I gave a sniff at that, settling further into the couch. “Do I want to know how you learned to hypnotize humans?”
He shrugged a little. I took that as a no. Dragging in a deep breath, I tried to tamp down another swell of nerves. I’d never been hypnotized before.
Then again, I’d never been zapped by an alien before, either.
My insides twisted into a knot, and I swallowed hard. I still wasn’t convinced there was anything for us to dig up, but I’d agreed to try. So try I would.
I braced myself and extended my arm. The couch groaned when Sky shifted to face me more fully. The light brush of his fingertips on my wrist sent a frisson of electricity up my arm, and my gaze snapped to his. Was that it?
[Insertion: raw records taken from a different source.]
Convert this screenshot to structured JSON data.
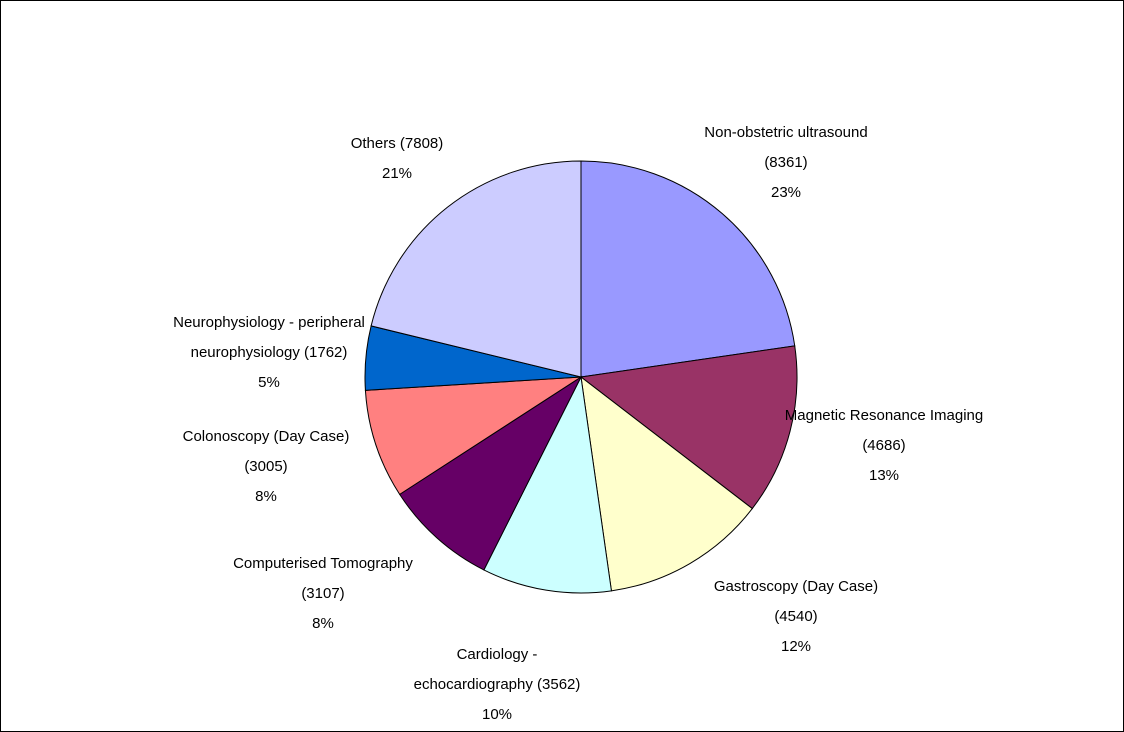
{
  "chart_data": {
    "type": "pie",
    "title": "",
    "start_angle_deg": 0,
    "direction": "clockwise",
    "border_color": "#000000",
    "slices": [
      {
        "label_lines": [
          "Non-obstetric ultrasound",
          "(8361)"
        ],
        "value": 8361,
        "percent": "23%",
        "color": "#9999FF"
      },
      {
        "label_lines": [
          "Magnetic Resonance Imaging",
          "(4686)"
        ],
        "value": 4686,
        "percent": "13%",
        "color": "#993366"
      },
      {
        "label_lines": [
          "Gastroscopy (Day Case)",
          "(4540)"
        ],
        "value": 4540,
        "percent": "12%",
        "color": "#FFFFCC"
      },
      {
        "label_lines": [
          "Cardiology -",
          "echocardiography (3562)"
        ],
        "value": 3562,
        "percent": "10%",
        "color": "#CCFFFF"
      },
      {
        "label_lines": [
          "Computerised Tomography",
          "(3107)"
        ],
        "value": 3107,
        "percent": "8%",
        "color": "#660066"
      },
      {
        "label_lines": [
          "Colonoscopy (Day Case)",
          "(3005)"
        ],
        "value": 3005,
        "percent": "8%",
        "color": "#FF8080"
      },
      {
        "label_lines": [
          "Neurophysiology - peripheral",
          "neurophysiology (1762)"
        ],
        "value": 1762,
        "percent": "5%",
        "color": "#0066CC"
      },
      {
        "label_lines": [
          "Others (7808)"
        ],
        "value": 7808,
        "percent": "21%",
        "color": "#CCCCFF"
      }
    ]
  }
}
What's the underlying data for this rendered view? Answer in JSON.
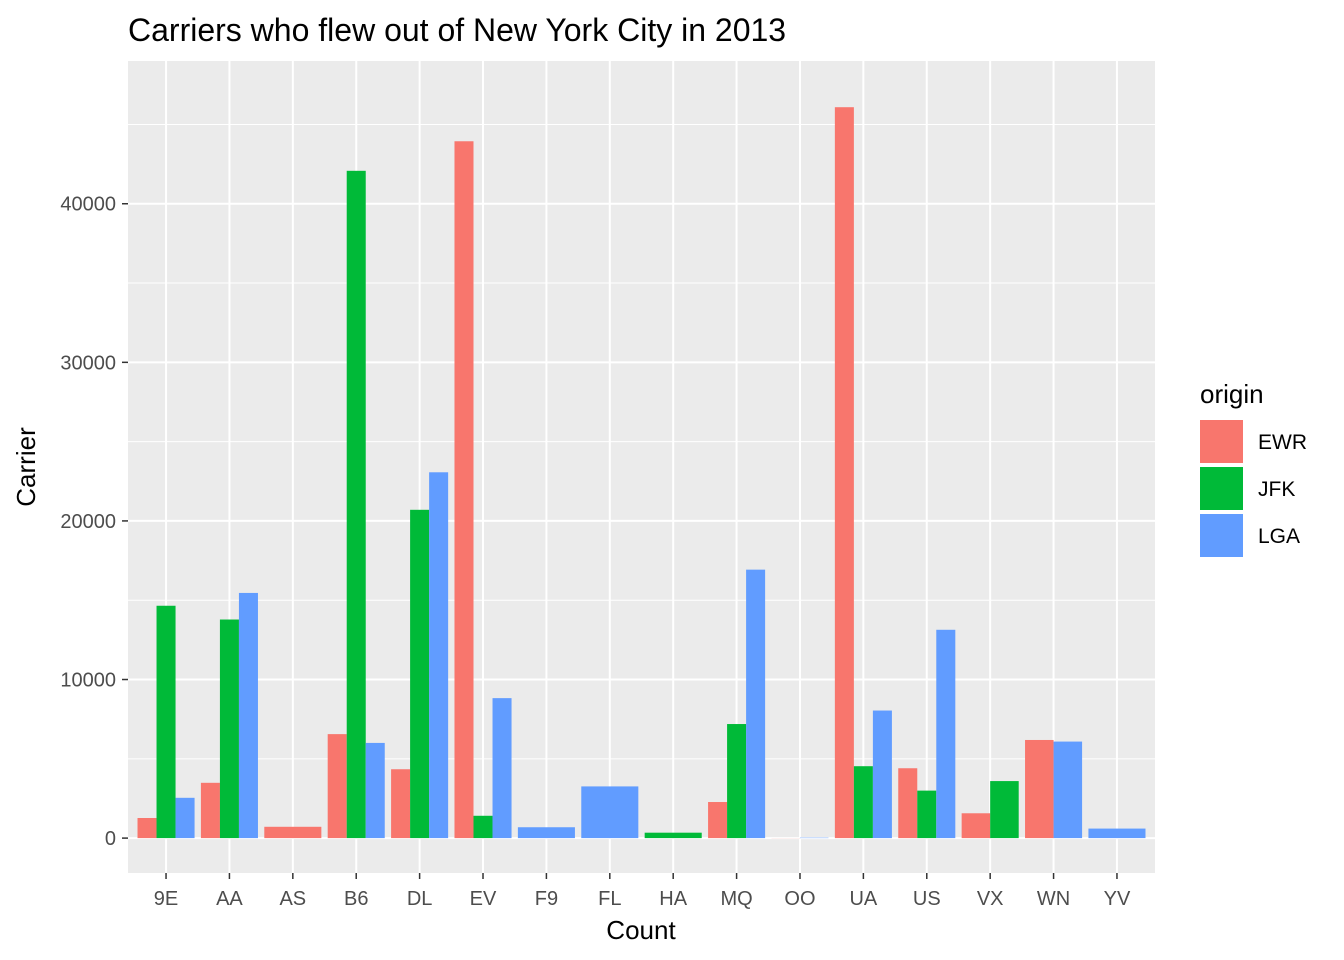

His eyes were closer to cerulean in the dim morning light. That messy curl slid over his temple when he nodded gently. Encouragingly. The pads of his long fingers pressed against the thin skin over my pulse point.
“Go ahead and close your eyes,” he murmured. I silenced the cynical, anxious clamor in my brain and obeyed. “Good. Now, take a deep breath.”
I nearly smiled, biting it back just in time. His voice was oddly soothing—and he almost sounded like he knew what he was doing. Maybe Sky dabbled in psychotherapy between bartending, battling evil robots, chasing down artifacts, and being forced to rescue me.
I did as he instructed, drawing in a lung-stretching breath, holding it, then letting it out, slow and steady.
“Again,” Sky said, barely above a whisper.